By law a child needs to start schooling the term after they turn 5. HOWEVER this is often not the practise around the country. In the majority of LEAs a child is expected to take up a place in the 'year that they turn 5' (year ends at the end of August). So a child with a late July birthday will start school just after they turn 4 and spend the whole of their Reception Year not being 5. Deferring a place is technically possible but it all gets very complicated.
Because under 5s don't count in legal figures schools have flexibility as this thread demonstrates.

HelenaBonhamCarter Wed 09-Sep-09 20:16:26

You need to get it in writing from the school that they are happy with this.

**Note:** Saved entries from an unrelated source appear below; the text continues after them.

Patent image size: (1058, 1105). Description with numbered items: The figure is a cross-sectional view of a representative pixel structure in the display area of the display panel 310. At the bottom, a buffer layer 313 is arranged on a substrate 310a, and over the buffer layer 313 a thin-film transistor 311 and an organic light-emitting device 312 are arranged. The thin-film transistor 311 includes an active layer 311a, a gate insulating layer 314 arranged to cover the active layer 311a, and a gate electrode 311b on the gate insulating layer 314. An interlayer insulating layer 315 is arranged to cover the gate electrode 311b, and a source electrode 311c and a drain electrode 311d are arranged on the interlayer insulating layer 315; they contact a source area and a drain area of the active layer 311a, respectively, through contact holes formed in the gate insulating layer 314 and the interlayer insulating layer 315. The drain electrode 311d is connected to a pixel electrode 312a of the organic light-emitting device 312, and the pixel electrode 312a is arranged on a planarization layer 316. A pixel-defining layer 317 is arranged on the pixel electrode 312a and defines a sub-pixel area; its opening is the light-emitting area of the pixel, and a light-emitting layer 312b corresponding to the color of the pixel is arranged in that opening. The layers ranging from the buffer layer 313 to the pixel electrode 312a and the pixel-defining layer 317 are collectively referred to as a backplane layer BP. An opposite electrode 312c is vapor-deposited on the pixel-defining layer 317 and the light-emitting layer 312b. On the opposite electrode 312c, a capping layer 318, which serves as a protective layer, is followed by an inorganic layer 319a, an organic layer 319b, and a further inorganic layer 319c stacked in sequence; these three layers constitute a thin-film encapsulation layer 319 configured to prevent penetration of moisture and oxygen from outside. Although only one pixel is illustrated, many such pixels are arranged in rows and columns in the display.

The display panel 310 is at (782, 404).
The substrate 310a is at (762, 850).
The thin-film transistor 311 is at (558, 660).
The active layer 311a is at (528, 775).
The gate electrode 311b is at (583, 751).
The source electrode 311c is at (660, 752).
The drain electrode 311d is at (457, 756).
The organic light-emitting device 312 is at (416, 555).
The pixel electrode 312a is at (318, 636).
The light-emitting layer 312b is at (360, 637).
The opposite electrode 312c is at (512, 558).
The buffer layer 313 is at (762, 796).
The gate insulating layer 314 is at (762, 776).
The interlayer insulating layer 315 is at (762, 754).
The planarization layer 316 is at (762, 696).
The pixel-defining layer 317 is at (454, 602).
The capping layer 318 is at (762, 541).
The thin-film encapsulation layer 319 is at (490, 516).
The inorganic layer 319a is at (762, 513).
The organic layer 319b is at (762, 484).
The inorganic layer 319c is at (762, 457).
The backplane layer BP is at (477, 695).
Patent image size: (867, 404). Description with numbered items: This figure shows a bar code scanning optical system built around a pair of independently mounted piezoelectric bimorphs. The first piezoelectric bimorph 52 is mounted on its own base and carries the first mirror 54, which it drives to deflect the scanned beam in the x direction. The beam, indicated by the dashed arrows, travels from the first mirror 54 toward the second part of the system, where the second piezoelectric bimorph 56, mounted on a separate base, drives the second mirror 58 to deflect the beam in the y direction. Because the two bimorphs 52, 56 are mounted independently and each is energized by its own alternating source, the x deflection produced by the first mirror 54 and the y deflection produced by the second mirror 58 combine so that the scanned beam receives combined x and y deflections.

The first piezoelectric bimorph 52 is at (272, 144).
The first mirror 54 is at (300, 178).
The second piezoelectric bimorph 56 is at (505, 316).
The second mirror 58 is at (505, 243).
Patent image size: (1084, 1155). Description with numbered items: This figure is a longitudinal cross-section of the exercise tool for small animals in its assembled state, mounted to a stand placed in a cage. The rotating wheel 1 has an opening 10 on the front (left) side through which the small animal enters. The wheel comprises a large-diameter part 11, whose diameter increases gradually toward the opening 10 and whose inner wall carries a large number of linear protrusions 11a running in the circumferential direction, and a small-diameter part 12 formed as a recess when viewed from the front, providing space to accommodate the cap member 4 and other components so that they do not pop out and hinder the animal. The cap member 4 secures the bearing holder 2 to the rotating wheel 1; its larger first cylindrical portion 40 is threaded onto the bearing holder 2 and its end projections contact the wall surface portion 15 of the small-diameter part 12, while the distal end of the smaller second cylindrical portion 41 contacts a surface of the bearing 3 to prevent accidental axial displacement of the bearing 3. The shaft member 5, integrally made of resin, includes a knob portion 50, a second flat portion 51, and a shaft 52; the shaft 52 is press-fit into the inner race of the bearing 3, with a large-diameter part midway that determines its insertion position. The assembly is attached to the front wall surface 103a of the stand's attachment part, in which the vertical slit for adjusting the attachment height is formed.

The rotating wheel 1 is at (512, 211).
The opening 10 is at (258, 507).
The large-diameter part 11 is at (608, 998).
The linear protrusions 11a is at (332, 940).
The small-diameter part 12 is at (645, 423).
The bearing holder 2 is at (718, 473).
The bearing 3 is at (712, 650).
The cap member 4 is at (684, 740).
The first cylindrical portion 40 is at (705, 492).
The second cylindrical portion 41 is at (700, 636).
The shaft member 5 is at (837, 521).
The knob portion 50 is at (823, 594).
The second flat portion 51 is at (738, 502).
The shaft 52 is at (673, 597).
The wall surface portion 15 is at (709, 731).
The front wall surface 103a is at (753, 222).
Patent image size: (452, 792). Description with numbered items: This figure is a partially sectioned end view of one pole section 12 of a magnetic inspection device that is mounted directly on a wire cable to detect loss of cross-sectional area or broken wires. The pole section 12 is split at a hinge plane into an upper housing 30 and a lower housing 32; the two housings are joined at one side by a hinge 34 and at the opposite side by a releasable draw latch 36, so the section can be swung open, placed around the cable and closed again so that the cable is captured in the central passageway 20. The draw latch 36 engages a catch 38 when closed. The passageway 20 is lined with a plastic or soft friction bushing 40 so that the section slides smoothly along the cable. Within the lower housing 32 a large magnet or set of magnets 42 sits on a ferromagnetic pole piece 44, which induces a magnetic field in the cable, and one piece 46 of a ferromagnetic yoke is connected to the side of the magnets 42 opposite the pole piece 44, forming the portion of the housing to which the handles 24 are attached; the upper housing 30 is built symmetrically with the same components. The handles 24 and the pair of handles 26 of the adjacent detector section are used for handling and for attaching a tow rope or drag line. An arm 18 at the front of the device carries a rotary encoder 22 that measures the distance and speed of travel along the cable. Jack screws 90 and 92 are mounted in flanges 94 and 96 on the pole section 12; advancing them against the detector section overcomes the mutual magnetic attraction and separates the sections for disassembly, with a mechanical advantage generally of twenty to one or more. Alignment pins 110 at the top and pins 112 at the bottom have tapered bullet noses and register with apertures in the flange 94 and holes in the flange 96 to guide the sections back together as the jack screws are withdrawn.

I made the mistake of taking it on a verbal agreement and it went tits up and we lost our place...I'm sure many schools will be happy with it though.

Good luck, I understand completely how you feel.

stringerbell Wed 09-Sep-09 23:03:39

Message withdrawn

Rollmops Thu 10-Sep-09 13:40:01

Sorry for the hijack stringerbell ...
Thank you for the replies Tambajam and Lizs!
If a child should, by law, start in January but school in question only accepts pupils in September, could I wait until the following September to enroll my child?
I am in no hurry to start them so young anyway.
Many thanks in advance!

Tambajam Thu 10-Sep-09 20:32:38

If they are meant to start in January as that is after they turn 5, you wouldn't be able to wait until the following September unless of course you wanted to homeschool officially.
In some areas you apply many months in advance using the LEA system. e.g. in my LEA I applied in November, heard in the Spring, DS started in September.
I suggest you call your local LEA Primary admissions officer and find out what happens locally.
You may technically be able to wait until your child is 5 but you could be taking a risk if schools in your area are very popular and oversubcribed.

katiestar Fri 11-Sep-09 14:25:10

They might not like it but they could not take any legal action against you because there is no requirement fo him to be in full time education.
I took my summer born DD out nearly every afternoon and occasionally a full day during the reception year.The school didn't like it but did concede that it was my decision

FabBakerGirlIsBack Fri 11-Sep-09 14:27:32

Register at our school and he will be mornings only until January.